La nuova produzione della Fondazione Teatro della Toscana - in coproduzione con il Teatro Stabile di Torino e il Teatro Biondo di Palermo - va in scena, al Piccolo Teatro Strehler, fino al 10 marzo. Una compagnia di teatranti guidata dalla contessa Ilse arriva alla villa detta “La Scalogna”, dove vive uno strano mago che dà loro rifugio: Cotrone, che dice di essersi fatto turco per il fallimento della poesia della cristianità.

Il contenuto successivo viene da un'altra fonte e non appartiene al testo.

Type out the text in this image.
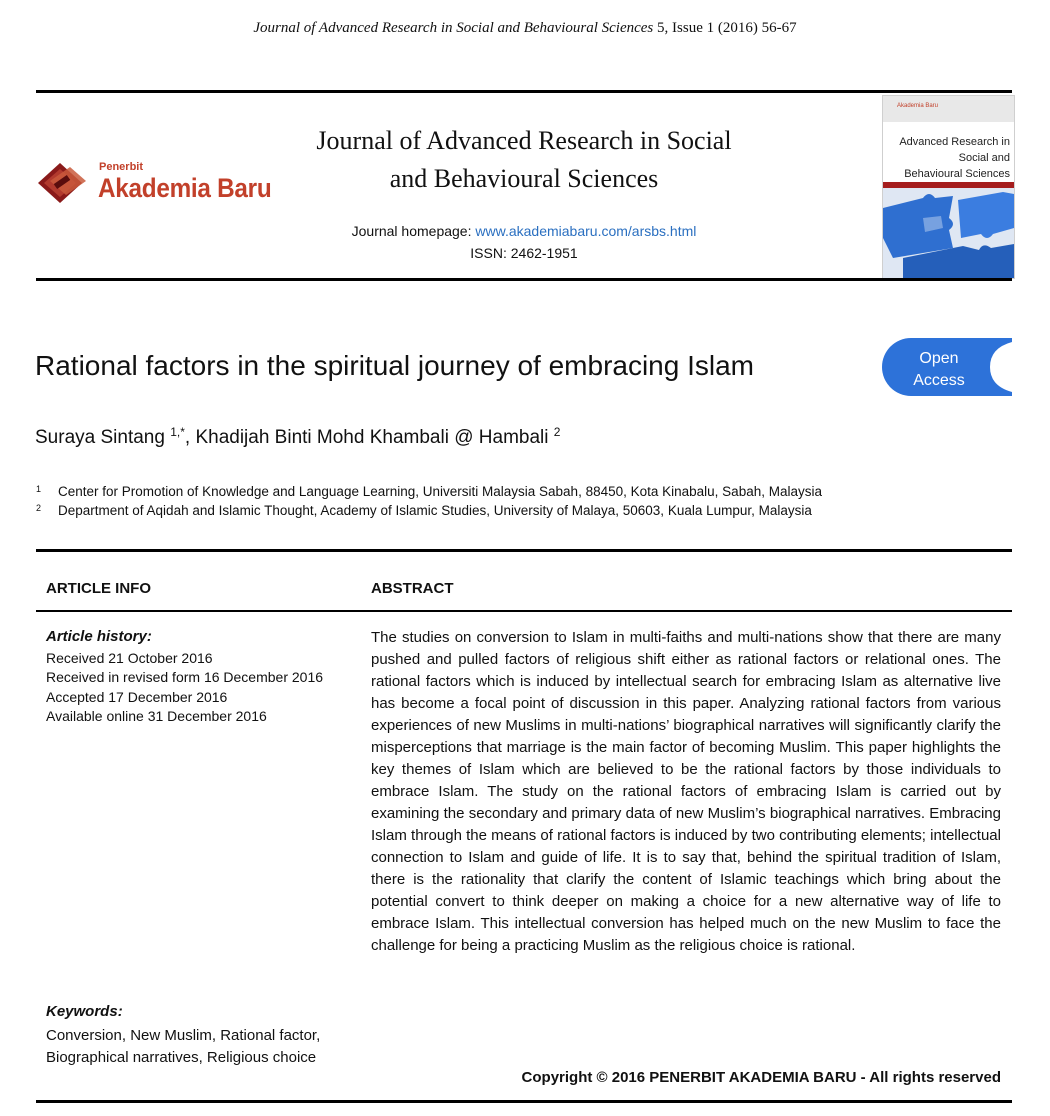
Journal of Advanced Research in Social and Behavioural Sciences 5, Issue 1 (2016) 56-67
Penerbit
Akademia Baru
Journal of Advanced Research in Social
and Behavioural Sciences
Journal homepage: www.akademiabaru.com/arsbs.html
ISSN: 2462-1951
Akademia Baru
Advanced Research in
Social and
Behavioural Sciences
Rational factors in the spiritual journey of embracing Islam	Open
Access
Suraya Sintang $^{1,*}$, Khadijah Binti Mohd Khambali @ Hambali $^2$
1 Center for Promotion of Knowledge and Language Learning, Universiti Malaysia Sabah, 88450, Kota Kinabalu, Sabah, Malaysia
2 Department of Aqidah and Islamic Thought, Academy of Islamic Studies, University of Malaya, 50603, Kuala Lumpur, Malaysia
ARTICLE INFO	ABSTRACT
Article history:
Received 21 October 2016
Received in revised form 16 December 2016
Accepted 17 December 2016
Available online 31 December 2016
The studies on conversion to Islam in multi-faiths and multi-nations show that there are many pushed and pulled factors of religious shift either as rational factors or relational ones. The rational factors which is induced by intellectual search for embracing Islam as alternative live has become a focal point of discussion in this paper. Analyzing rational factors from various experiences of new Muslims in multi-nations’ biographical narratives will significantly clarify the misperceptions that marriage is the main factor of becoming Muslim. This paper highlights the key themes of Islam which are believed to be the rational factors by those individuals to embrace Islam. The study on the rational factors of embracing Islam is carried out by examining the secondary and primary data of new Muslim’s biographical narratives. Embracing Islam through the means of rational factors is induced by two contributing elements; intellectual connection to Islam and guide of life. It is to say that, behind the spiritual tradition of Islam, there is the rationality that clarify the content of Islamic teachings which bring about the potential convert to think deeper on making a choice for a new alternative way of life to embrace Islam. This intellectual conversion has helped much on the new Muslim to face the challenge for being a practicing Muslim as the religious choice is rational.
Keywords:
Conversion, New Muslim, Rational factor, Biographical narratives, Religious choice
Copyright © 2016 PENERBIT AKADEMIA BARU - All rights reserved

Ma chi è Cotrone? Certamente è Pirandello stesso. Ma non solo,
«è anche qualcosa di più” – scrive Gabriele Lavia nelle note di regia – “È colui che vive rifugiato o emarginato nella propria illusione che il Teatro, cioè l’arci-poesia, la poesia originaria, possa essere il Luogo Assoluto. Fuori da ogni contaminazione. Lontano da quei Giganti, da quelle forze brute, da quegli uomini (forse noi stessi!) che mettono paura solo a sentirli passare al galoppo!».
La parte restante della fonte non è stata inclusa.